I began by asking who felt they "won" the auction. Naturally, those with the largest stack of prizes asserted that they had. Others then claimed that they just got lucky. This was exactly what I was hoping for. The pressure of the auction format had forced students to think on the fly about the value of certain events. Naturally, missteps were made. We decided that it may be unfair to call the winner lucky until we determined how likely his events were to be rolled.
One student had won the event "A single one is rolled" and it occurred 11 times. I began by asking students how many possibilities for rolling two dice exist and this led us to the inevitable conversation about a (2, 1) being unique from a (1, 2). I anticipated (and even prompted them toward) this.

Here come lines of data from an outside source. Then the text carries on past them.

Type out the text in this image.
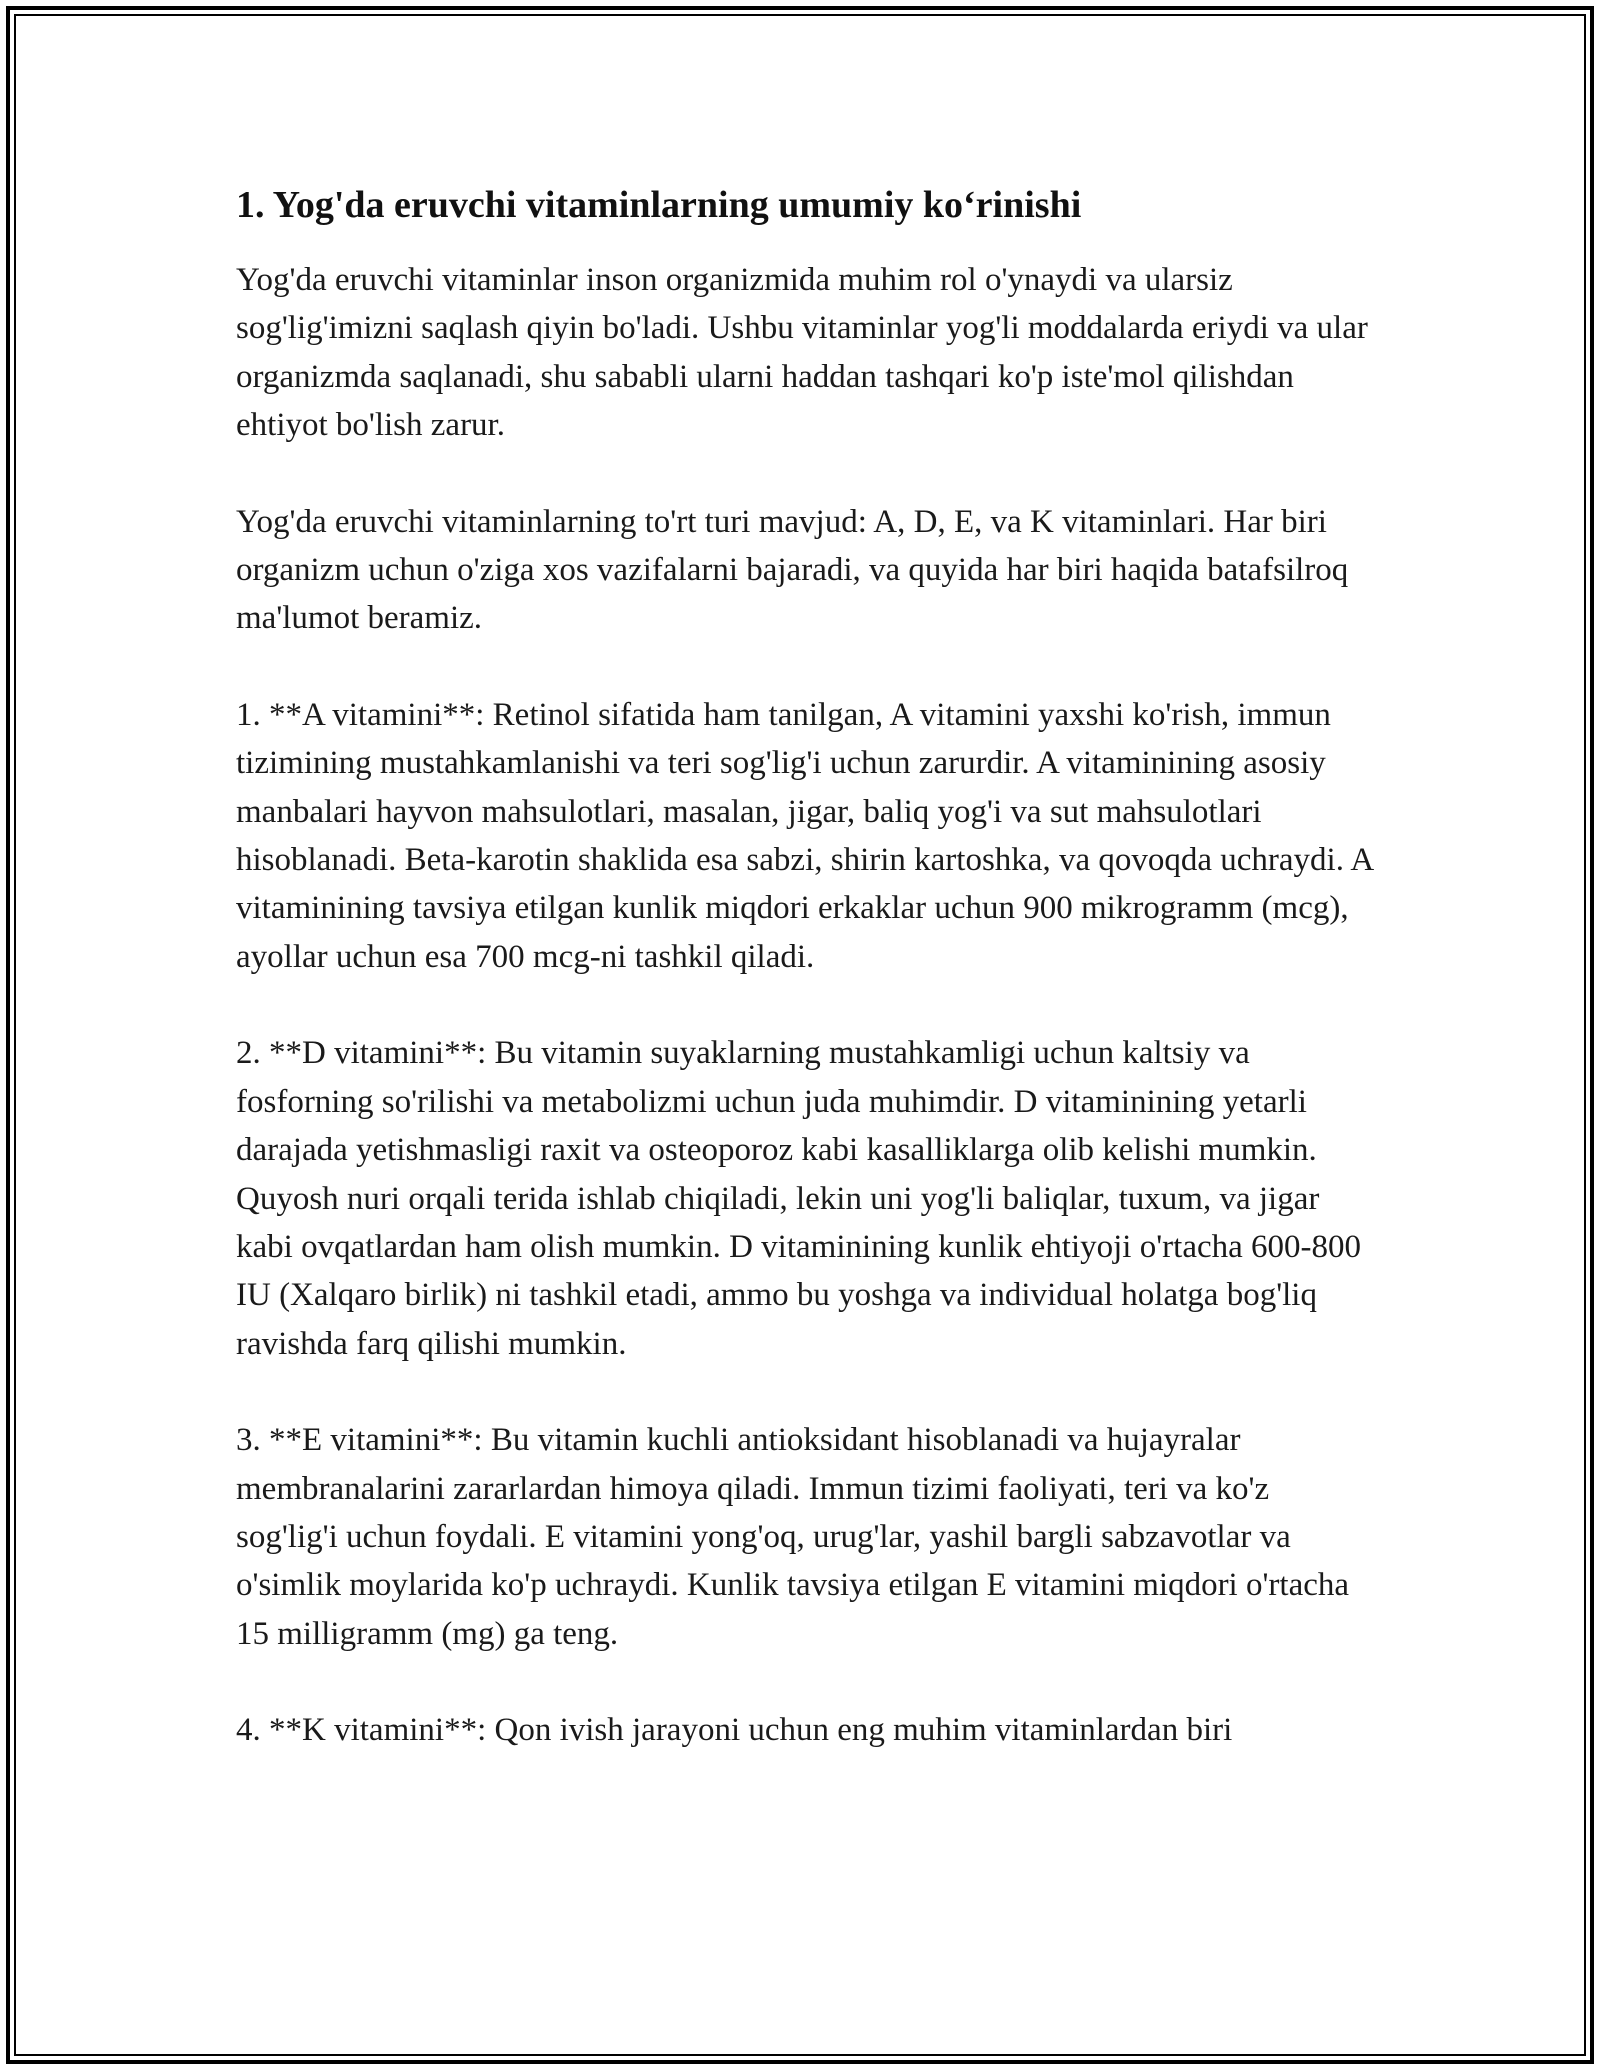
1. Yog'da eruvchi vitaminlarning umumiy ko‘rinishi

Yog'da eruvchi vitaminlar inson organizmida muhim rol o'ynaydi va ularsiz sog'lig'imizni saqlash qiyin bo'ladi. Ushbu vitaminlar yog'li moddalarda eriydi va ular organizmda saqlanadi, shu sababli ularni haddan tashqari ko'p iste'mol qilishdan ehtiyot bo'lish zarur.

Yog'da eruvchi vitaminlarning to'rt turi mavjud: A, D, E, va K vitaminlari. Har biri organizm uchun o'ziga xos vazifalarni bajaradi, va quyida har biri haqida batafsilroq ma'lumot beramiz.

1. **A vitamini**: Retinol sifatida ham tanilgan, A vitamini yaxshi ko'rish, immun tizimining mustahkamlanishi va teri sog'lig'i uchun zarurdir. A vitaminining asosiy manbalari hayvon mahsulotlari, masalan, jigar, baliq yog'i va sut mahsulotlari hisoblanadi. Beta-karotin shaklida esa sabzi, shirin kartoshka, va qovoqda uchraydi. A vitaminining tavsiya etilgan kunlik miqdori erkaklar uchun 900 mikrogramm (mcg), ayollar uchun esa 700 mcg-ni tashkil qiladi.

2. **D vitamini**: Bu vitamin suyaklarning mustahkamligi uchun kaltsiy va fosforning so'rilishi va metabolizmi uchun juda muhimdir. D vitaminining yetarli darajada yetishmasligi raxit va osteoporoz kabi kasalliklarga olib kelishi mumkin. Quyosh nuri orqali terida ishlab chiqiladi, lekin uni yog'li baliqlar, tuxum, va jigar kabi ovqatlardan ham olish mumkin. D vitaminining kunlik ehtiyoji o'rtacha 600-800 IU (Xalqaro birlik) ni tashkil etadi, ammo bu yoshga va individual holatga bog'liq ravishda farq qilishi mumkin.

3. **E vitamini**: Bu vitamin kuchli antioksidant hisoblanadi va hujayralar membranalarini zararlardan himoya qiladi. Immun tizimi faoliyati, teri va ko'z sog'lig'i uchun foydali. E vitamini yong'oq, urug'lar, yashil bargli sabzavotlar va o'simlik moylarida ko'p uchraydi. Kunlik tavsiya etilgan E vitamini miqdori o'rtacha 15 milligramm (mg) ga teng.

4. **K vitamini**: Qon ivish jarayoni uchun eng muhim vitaminlardan biri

We ended up listing all 36 possibilities in an ordered pair structure (no one suggested we use a table). After we had that, students were quickly testing to see if they overpaid. I purposely chose 20 rolls because it necessitated students to compare fractions with denominators of 20 and 36.
I gave the student four assessment questions; they were briefly introduced before the period ended. I essentially wanted them to reflect on the events, and their likelihood. I got an incredibly high percentage of assignments back the next day, and they included very insightful comments:
" 'Numbers multiply to a prime number' was underpaid for because I think many thought that you can't multiply to a prime. We forgot about 1"
"I knew I was guaranteed 6 because of 'missed three in a row'. I am happy with this, so I didn't overpay"
"I've used dice a lot, and they have bigger chance of landing a 6 or a 1"
"Sum to 8 occurred less often because I mean it's a number that's in the middle with many chances"
" 'missed three in a row' was overpaid for because you can only win 6 prizes. You should invest somewhere with more potential"
" 'No one else collects' was rolled less often than I thought. It surprised me that someone collected every round."
It was clear to me that students continued to think about their actions, and some even provided how they would approach the auction differently. It might be a nice extension to ask them to "set fair prices" for all 30 events.
I love the conversations surrounding this task. Students were upbeat, blaming each other for overpaying, and then justifying why they weren't. I used the happenings to introduce the idea of favourable events, total events, probability, odds, and even got into the fundamental counting principle. For my Grade 9s, that is almost the entirety of the curricular outcomes (although we play with them a lot longer because... it is fun).
This task slowed the theorization of their curiosity. By allowing them to follow their gut instincts, the decisions became personal and the task became vibrant. Notation arose out of the necessity to communicate how they conceptualize chance. That is the starting point for any unit on probability.